If other viewing positions are required when the viewer is not directly in front of the LCD device for example, the viewer must manually rotate the LCD device in order to see images on the screen of the LCD device without distortion. In addition, the viewing position should be further fine tuned in order to precisely position the LCD device. The process of manually rotating and tuning the LCD device is not user-friendly. This drawback becomes more serious if the process of manually rotating and tuning the LCD device is frequently done. For solving the above problems, some techniques have been developed.
Please refer to FIG. 2, which is a schematic perspective view illustrating a display device described in Taiwanese Patent M307922. The display device 2 includes a base 21, a driving member 22, a screen 24 and a rotatable member 23. For rotating the screen 24 at a specified rotating angle, the viewer needs to input an instruction of setting desired rotating angle in a user operation interface of a remote controller (not shown) or the screen 24. By wirelessly or manually executing the instruction, the screen 24 issues an enable signal to the driving member 22. In response to the enable signal, a motor of the driving member 22 is driven to rotate the rotatable member 23 at the specified rotating angle. As the rotatable member 23 is rotated, the screen 24 coupled to the rotatable member 23 will be also rotated at the specified rotating angle. Since the execution of the instruction of setting the rotating angle is wirelessly controlled or manually operated, the process of rotating the screen is still not user-friendly. U.S. Pat. Nos. 5,250,888 and 6,115,025, which disclose methods of manually or wirelessly (e.g. by a remote controller) changing the rotating directions of the display device, have similar problems.

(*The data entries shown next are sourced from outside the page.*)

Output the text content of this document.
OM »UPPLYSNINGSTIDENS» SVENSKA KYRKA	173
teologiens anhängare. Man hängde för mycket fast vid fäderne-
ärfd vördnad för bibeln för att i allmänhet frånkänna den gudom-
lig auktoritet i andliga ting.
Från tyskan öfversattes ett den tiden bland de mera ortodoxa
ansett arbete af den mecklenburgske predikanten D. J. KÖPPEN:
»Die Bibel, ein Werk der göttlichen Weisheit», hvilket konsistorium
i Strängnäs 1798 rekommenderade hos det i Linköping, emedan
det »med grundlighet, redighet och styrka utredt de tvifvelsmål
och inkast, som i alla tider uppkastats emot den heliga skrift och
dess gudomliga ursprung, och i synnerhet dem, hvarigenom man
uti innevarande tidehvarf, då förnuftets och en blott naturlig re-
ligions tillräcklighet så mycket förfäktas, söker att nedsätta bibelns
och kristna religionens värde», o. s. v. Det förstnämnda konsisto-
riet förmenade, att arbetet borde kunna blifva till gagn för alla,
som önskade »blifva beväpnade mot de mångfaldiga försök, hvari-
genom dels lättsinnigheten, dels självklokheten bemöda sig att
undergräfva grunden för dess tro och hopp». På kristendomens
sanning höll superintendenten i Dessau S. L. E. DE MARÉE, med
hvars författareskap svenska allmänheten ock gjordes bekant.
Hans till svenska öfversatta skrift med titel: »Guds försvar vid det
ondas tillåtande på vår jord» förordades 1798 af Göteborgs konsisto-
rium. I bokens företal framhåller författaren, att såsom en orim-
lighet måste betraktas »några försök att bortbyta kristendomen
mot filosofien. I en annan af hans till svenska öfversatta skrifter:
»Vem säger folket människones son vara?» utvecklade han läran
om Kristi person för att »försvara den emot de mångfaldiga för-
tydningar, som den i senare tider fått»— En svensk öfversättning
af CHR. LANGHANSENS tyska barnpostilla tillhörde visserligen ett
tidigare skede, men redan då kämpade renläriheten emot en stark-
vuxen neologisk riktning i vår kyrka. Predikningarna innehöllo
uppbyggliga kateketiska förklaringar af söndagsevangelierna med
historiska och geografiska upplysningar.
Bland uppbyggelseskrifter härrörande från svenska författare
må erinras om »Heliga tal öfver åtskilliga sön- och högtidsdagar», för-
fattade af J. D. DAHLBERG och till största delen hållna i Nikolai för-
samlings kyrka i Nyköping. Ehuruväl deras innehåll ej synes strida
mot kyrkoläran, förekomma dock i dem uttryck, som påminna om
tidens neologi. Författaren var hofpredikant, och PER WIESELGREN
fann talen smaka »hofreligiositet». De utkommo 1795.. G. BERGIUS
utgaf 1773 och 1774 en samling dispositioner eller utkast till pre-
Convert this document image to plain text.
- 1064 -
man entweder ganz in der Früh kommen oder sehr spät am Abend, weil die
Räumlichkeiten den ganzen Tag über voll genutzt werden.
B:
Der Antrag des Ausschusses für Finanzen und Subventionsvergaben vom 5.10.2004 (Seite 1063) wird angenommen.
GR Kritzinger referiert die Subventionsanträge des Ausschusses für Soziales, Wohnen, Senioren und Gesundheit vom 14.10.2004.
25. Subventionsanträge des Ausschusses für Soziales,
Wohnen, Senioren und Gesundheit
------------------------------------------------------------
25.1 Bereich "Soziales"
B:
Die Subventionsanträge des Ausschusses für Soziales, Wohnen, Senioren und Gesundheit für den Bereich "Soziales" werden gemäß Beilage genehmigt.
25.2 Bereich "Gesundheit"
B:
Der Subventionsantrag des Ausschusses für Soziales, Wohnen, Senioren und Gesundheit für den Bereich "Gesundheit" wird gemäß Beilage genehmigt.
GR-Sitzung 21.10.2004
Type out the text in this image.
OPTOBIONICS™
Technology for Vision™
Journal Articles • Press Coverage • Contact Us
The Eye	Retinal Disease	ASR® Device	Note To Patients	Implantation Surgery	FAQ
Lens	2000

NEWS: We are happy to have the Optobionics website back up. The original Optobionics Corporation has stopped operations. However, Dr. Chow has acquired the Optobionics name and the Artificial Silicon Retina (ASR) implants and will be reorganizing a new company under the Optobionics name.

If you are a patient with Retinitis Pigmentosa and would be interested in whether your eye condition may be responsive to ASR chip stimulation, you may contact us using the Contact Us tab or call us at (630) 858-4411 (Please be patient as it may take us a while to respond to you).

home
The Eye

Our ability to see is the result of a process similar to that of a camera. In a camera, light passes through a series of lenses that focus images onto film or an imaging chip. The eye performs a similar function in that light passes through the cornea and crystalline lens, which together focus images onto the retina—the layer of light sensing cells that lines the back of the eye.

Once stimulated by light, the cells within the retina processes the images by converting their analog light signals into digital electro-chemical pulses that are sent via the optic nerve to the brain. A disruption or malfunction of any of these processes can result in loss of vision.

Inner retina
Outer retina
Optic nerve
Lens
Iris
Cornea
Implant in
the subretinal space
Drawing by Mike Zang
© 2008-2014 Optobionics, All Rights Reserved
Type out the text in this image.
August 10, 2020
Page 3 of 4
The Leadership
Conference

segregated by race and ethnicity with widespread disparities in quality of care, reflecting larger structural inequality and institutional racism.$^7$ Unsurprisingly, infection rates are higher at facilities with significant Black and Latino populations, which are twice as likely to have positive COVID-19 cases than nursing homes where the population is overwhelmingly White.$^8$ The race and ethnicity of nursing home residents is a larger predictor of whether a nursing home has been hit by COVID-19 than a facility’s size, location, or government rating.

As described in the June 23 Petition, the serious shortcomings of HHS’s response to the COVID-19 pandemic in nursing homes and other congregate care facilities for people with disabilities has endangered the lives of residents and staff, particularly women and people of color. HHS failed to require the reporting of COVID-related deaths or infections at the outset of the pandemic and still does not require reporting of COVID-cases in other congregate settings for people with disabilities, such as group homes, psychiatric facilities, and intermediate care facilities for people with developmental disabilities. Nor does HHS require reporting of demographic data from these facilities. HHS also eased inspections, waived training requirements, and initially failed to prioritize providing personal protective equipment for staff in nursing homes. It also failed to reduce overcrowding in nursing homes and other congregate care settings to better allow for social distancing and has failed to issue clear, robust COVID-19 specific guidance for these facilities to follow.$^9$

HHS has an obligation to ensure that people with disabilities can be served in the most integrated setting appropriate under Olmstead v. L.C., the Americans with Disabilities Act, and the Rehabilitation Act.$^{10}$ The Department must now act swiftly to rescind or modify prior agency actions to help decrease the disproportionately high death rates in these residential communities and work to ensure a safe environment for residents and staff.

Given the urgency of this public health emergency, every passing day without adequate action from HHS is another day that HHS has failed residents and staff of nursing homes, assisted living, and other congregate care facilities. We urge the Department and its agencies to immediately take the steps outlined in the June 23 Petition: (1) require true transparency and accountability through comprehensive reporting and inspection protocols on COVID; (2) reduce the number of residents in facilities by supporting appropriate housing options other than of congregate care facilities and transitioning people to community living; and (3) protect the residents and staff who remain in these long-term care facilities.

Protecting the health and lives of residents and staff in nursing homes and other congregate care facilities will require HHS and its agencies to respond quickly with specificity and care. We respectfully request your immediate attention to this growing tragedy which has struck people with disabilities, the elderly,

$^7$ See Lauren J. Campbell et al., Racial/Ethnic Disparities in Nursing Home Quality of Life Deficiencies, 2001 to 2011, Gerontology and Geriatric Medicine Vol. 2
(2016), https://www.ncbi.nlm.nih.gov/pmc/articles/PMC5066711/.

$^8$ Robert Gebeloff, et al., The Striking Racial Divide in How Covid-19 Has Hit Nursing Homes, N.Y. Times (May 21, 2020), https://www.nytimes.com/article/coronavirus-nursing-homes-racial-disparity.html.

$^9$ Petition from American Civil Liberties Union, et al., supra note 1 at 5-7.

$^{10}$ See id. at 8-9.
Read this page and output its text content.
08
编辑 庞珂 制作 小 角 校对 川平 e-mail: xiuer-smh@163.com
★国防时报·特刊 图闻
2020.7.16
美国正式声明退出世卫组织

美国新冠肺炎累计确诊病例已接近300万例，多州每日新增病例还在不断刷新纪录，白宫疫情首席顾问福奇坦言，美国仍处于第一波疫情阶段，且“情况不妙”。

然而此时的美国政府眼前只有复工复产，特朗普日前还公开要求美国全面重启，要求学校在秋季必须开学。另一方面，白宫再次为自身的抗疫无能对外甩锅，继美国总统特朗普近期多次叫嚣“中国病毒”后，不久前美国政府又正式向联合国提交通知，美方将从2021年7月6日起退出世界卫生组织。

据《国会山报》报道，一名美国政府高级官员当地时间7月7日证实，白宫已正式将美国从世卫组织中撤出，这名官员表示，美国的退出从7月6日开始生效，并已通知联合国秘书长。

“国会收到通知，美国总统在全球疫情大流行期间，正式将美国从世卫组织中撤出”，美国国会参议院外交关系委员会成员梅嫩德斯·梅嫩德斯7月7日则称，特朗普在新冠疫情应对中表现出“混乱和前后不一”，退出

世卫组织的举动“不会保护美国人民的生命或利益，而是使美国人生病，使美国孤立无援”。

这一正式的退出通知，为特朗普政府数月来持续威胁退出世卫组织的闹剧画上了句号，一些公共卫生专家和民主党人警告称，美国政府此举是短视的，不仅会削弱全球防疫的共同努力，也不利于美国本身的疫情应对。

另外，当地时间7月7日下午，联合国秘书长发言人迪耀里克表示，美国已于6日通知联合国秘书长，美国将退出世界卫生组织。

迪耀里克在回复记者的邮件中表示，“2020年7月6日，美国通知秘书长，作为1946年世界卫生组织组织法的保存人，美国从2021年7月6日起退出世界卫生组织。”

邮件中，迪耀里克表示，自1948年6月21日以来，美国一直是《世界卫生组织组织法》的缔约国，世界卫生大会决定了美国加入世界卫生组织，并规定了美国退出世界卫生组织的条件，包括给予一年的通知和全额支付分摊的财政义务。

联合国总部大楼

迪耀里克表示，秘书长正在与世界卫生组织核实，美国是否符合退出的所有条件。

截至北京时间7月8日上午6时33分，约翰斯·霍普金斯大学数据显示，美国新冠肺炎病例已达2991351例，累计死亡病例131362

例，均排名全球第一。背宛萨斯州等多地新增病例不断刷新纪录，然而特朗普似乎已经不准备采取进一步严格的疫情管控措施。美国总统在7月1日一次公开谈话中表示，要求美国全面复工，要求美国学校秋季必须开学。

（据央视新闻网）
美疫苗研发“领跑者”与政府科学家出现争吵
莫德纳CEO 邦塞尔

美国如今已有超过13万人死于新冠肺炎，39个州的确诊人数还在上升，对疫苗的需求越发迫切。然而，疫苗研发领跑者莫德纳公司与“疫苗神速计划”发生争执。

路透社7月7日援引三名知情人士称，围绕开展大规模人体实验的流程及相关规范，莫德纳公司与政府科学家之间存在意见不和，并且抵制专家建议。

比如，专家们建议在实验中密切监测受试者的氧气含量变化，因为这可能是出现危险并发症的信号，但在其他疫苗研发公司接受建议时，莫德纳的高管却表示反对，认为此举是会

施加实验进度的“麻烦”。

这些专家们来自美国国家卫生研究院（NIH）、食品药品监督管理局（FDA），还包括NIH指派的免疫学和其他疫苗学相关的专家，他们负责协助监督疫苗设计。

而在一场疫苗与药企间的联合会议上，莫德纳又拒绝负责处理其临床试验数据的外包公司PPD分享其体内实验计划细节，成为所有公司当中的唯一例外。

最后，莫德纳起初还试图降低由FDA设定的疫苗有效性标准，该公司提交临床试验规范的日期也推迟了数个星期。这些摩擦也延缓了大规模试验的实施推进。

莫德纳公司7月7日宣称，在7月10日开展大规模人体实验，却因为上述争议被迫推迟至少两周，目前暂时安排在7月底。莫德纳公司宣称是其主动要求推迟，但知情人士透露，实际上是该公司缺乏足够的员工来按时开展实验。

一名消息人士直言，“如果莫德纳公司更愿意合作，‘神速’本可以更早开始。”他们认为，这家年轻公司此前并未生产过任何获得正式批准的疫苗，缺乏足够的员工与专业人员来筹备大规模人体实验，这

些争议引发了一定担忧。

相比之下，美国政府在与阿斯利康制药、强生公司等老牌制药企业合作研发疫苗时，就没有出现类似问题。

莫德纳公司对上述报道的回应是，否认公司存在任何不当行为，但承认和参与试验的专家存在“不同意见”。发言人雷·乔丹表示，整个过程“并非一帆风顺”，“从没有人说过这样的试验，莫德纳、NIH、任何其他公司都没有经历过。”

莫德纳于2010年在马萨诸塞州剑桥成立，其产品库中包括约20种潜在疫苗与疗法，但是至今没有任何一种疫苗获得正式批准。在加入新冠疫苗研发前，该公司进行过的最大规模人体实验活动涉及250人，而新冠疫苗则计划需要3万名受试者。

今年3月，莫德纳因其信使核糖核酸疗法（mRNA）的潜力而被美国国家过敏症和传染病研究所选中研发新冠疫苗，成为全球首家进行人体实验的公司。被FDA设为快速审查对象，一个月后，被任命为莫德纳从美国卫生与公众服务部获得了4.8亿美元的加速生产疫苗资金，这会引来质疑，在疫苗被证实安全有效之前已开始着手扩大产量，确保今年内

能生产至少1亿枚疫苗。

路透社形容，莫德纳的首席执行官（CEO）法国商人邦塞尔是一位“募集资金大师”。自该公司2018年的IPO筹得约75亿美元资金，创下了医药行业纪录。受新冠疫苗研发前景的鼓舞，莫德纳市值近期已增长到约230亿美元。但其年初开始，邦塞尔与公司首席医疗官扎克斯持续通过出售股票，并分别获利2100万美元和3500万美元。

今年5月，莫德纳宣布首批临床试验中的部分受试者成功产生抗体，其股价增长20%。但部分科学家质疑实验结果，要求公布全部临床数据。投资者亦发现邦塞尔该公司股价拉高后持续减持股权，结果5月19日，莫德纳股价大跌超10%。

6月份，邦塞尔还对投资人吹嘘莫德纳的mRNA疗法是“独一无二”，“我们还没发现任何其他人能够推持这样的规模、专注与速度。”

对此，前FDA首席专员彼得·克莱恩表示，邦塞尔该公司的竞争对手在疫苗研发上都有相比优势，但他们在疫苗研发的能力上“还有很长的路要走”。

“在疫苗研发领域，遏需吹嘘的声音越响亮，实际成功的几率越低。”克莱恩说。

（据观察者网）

Another approach is disclosed in for example U.S. Pat. Nos. 6,311,141 and 6,931,596. FIG. 3 is a schematic perspective view illustrating a display device for automatic adjustment of the orientation of a screen. The images of a viewer's face 30 are captured by a camera 36 of the display device 32. An image recognition algorithm may be used to recognize the contours of the viewer's face 30, thereby analyzing the position coordinates (x, y, z) of the viewer with respect to the display device 32. The orientation of the screen 34 is adjusted according to the position of the viewer. Since this display device uses the camera 36 to capture images and the means of analyzing images needs many procedures and complicated computations, corresponding hardware components used in these literatures are not cost-effective.
Therefore, there is a need of providing an improved device and a method to obviate the drawbacks encountered from the prior art.